Fiz sinal e sem dizer mais nada a garota começou a caminhar. Meus homens mostravam o caminho. Eles ficaram em alertas, mas a garota não dava sinais de que tentaria um ataque.
Eu a trouxe para o meu carro blindado, e o interior silencioso engoliu qualquer resquício do mundo de onde ela viera. Ela não disse uma palavra durante todo o percurso. Não implorou por piedade, não chorou lágrimas de desespero, nem protestou contra a minha decisão unilateral. Sua passividade, no entanto, não era de fraqueza, mas de uma aceitação fria, quase desafiadora, que me intrigava ainda mais.
Acho chegarmos na minha mansão, desci do carro e esperei que ela fizesse o mesmo.
Foi a primeira vez que vi uma sombra de medo ali e ainda sim, ela não recuou.
Em minha mansão, o silêncio nos engoliu, o comportamento dela continuou a me desorientar.
— Senhor — um de meus homens para próximo a mim e espera por um ordem.
— Vou até meu escritório. Aviso se precisar.
A olhei e apontei o caminho, a levando comigo. Me sentei na minha poltrona de couro e antes mesmo que eu dissesse que ela podia se sentar, há vi se acomodando. Ela se sentou na ponta do sofá, os ombros tensos, mas os olhos ainda me lendo.
— Vou ser direto — eu disse, sem rodeios. — Eu ofereço a você uma vida. Refúgio, comida, roupas. Tudo que você quiser. Em troca, você me dá sua lealdade. Sem perguntas, sem fugas.
Não me perguntem o porque disso. Eu não saberia responder.
Mas havia algo nela que gritava por mim.
Ela permaneceu em silêncio por um longo momento. Era como se a proposta fosse tão absurda que ela não conseguia processá-la.
— E se eu disser não? — ela perguntou, a voz quase um sussurro.
— Você não está em posição de dizer não. — A frieza da minha voz a atingiu. Ela me olhou, e eu vi o cálculo em seus olhos.
Ela entendia.
Eu vi em seus olhos que ela aceitaria seu destino, mas não sem lutar e principalmente não sem traçar um plano.

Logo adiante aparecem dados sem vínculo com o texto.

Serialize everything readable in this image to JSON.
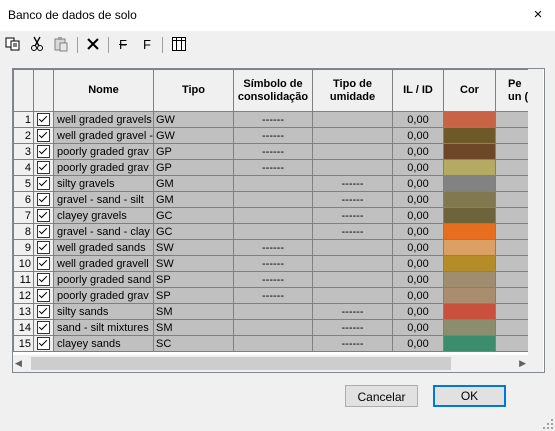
{
  "window": {
    "title": "Banco de dados de solo",
    "close_label": "×"
  },
  "toolbar": {
    "icons": [
      "copy-icon",
      "cut-icon",
      "paste-icon",
      "delete-icon",
      "filter-f-icon",
      "f-icon",
      "columns-icon"
    ],
    "f_label_1": "F",
    "f_label_2": "F"
  },
  "grid": {
    "headers": [
      "Nome",
      "Tipo",
      "Símbolo de consolidação",
      "Tipo de umidade",
      "IL / ID",
      "Cor",
      "Pe un (k"
    ],
    "rows": [
      {
        "n": "1",
        "nome": "well graded gravels",
        "tipo": "GW",
        "simb": "------",
        "umid": "",
        "il": "0,00",
        "cor": "#c86445"
      },
      {
        "n": "2",
        "nome": "well graded gravel -",
        "tipo": "GW",
        "simb": "------",
        "umid": "",
        "il": "0,00",
        "cor": "#6e5a28"
      },
      {
        "n": "3",
        "nome": "poorly graded grav",
        "tipo": "GP",
        "simb": "------",
        "umid": "",
        "il": "0,00",
        "cor": "#6e4628"
      },
      {
        "n": "4",
        "nome": "poorly graded grav",
        "tipo": "GP",
        "simb": "------",
        "umid": "",
        "il": "0,00",
        "cor": "#b4aa64"
      },
      {
        "n": "5",
        "nome": "silty gravels",
        "tipo": "GM",
        "simb": "",
        "umid": "------",
        "il": "0,00",
        "cor": "#828282"
      },
      {
        "n": "6",
        "nome": "gravel - sand - silt",
        "tipo": "GM",
        "simb": "",
        "umid": "------",
        "il": "0,00",
        "cor": "#827850"
      },
      {
        "n": "7",
        "nome": "clayey gravels",
        "tipo": "GC",
        "simb": "",
        "umid": "------",
        "il": "0,00",
        "cor": "#6e643c"
      },
      {
        "n": "8",
        "nome": "gravel - sand - clay",
        "tipo": "GC",
        "simb": "",
        "umid": "------",
        "il": "0,00",
        "cor": "#e66e1e"
      },
      {
        "n": "9",
        "nome": "well graded sands",
        "tipo": "SW",
        "simb": "------",
        "umid": "",
        "il": "0,00",
        "cor": "#dca064"
      },
      {
        "n": "10",
        "nome": "well graded gravell",
        "tipo": "SW",
        "simb": "------",
        "umid": "",
        "il": "0,00",
        "cor": "#b48c28"
      },
      {
        "n": "11",
        "nome": "poorly graded sand",
        "tipo": "SP",
        "simb": "------",
        "umid": "",
        "il": "0,00",
        "cor": "#a08c6e"
      },
      {
        "n": "12",
        "nome": "poorly graded grav",
        "tipo": "SP",
        "simb": "------",
        "umid": "",
        "il": "0,00",
        "cor": "#aa8c6e"
      },
      {
        "n": "13",
        "nome": "silty sands",
        "tipo": "SM",
        "simb": "",
        "umid": "------",
        "il": "0,00",
        "cor": "#c8503c"
      },
      {
        "n": "14",
        "nome": "sand - silt mixtures",
        "tipo": "SM",
        "simb": "",
        "umid": "------",
        "il": "0,00",
        "cor": "#8c8c6e"
      },
      {
        "n": "15",
        "nome": "clayey sands",
        "tipo": "SC",
        "simb": "",
        "umid": "------",
        "il": "0,00",
        "cor": "#3c8c6e"
      }
    ]
  },
  "buttons": {
    "cancel": "Cancelar",
    "ok": "OK"
  }
}
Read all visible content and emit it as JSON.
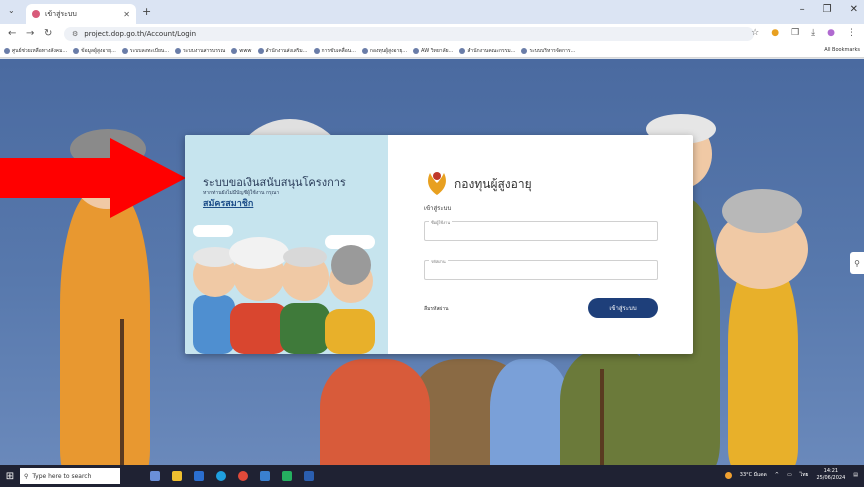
{
  "browser": {
    "tab_title": "เข้าสู่ระบบ",
    "url": "project.dop.go.th/Account/Login",
    "all_bookmarks": "All Bookmarks",
    "bookmarks": [
      "ศูนย์ช่วยเหลือทางสังคม...",
      "ข้อมูลผู้สูงอายุ...",
      "ระบบลงทะเบียน...",
      "ระบบงานสารบรรณ",
      "www",
      "สำนักงานส่งเสริม...",
      "การขับเคลื่อน...",
      "กองทุนผู้สูงอายุ...",
      "AW วิทยาลัย...",
      "สำนักงานคณะกรรม...",
      "ระบบบริหารจัดการ..."
    ]
  },
  "login_card": {
    "left": {
      "title": "ระบบขอเงินสนับสนุนโครงการ",
      "subtitle": "หากท่านยังไม่มีบัญชีผู้ใช้งาน กรุณา",
      "register_link": "สมัครสมาชิก"
    },
    "right": {
      "brand": "กองทุนผู้สูงอายุ",
      "heading": "เข้าสู่ระบบ",
      "username_label": "ชื่อผู้ใช้งาน",
      "password_label": "รหัสผ่าน",
      "forgot_password": "ลืมรหัสผ่าน",
      "login_button": "เข้าสู่ระบบ"
    }
  },
  "taskbar": {
    "search_placeholder": "Type here to search",
    "weather": "33°C มีแดด",
    "language": "ไทย",
    "time": "14:21",
    "date": "25/06/2024"
  },
  "colors": {
    "accent": "#1e3f7a",
    "arrow": "#ff0000",
    "card_left_bg": "#c6e4ee"
  }
}
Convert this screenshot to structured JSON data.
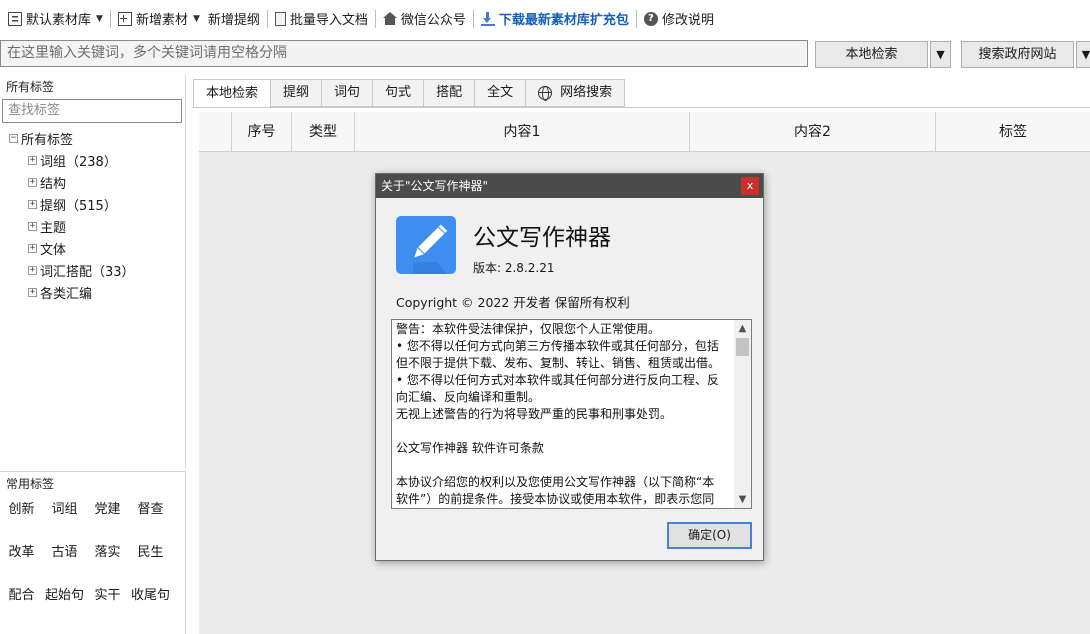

— Aceito – ela diz sem vacilar
— Você não teria outro escolha – garanto a ela — Meus homens vão te mostrar o seu quarto. Você trabalha para mim agora. Tome um banho e se limpe.
Ela apenas acena e sem dizer mais nada me da as costas e sai.
Pego um charuto na caixa de madeira em cima da minha mesa e o acendo. Me permito descansar a cabeça por alguns instantes.
No final daquela noite, enquanto meus homens se encarregavam de "limpar" os vestígios do incidente no armazém, eu me peguei no silêncio santificado da minha cozinha.
Era o meu refúgio, o único lugar onde o controle era absoluto. Eu estava picando um maço de coentro fresco, seu aroma agridoce pairando no ar, quando a porta se abriu. Era ela.
—O que você está fazendo? — ela perguntou.
Eu não respondi de imediato. A presença dela naquele espaço, o meu refúgio secreto, era uma violação. Mas algo me impediu de mandá-la embora.
— Cozinhando — respondi, a única palavra que a situação permitia.
Ela se aproximou, me observando com uma curiosidade cautelosa. Por um momento, não éramos um mafioso e sua posse, mas duas pessoas em um cômodo, compartilhando um segredo. Ela era um problema, uma variável que ameaçava desestabilizar a minha equação. E, por alguma razão inexplicável, eu não podia – e talvez não queria – ignorá-la.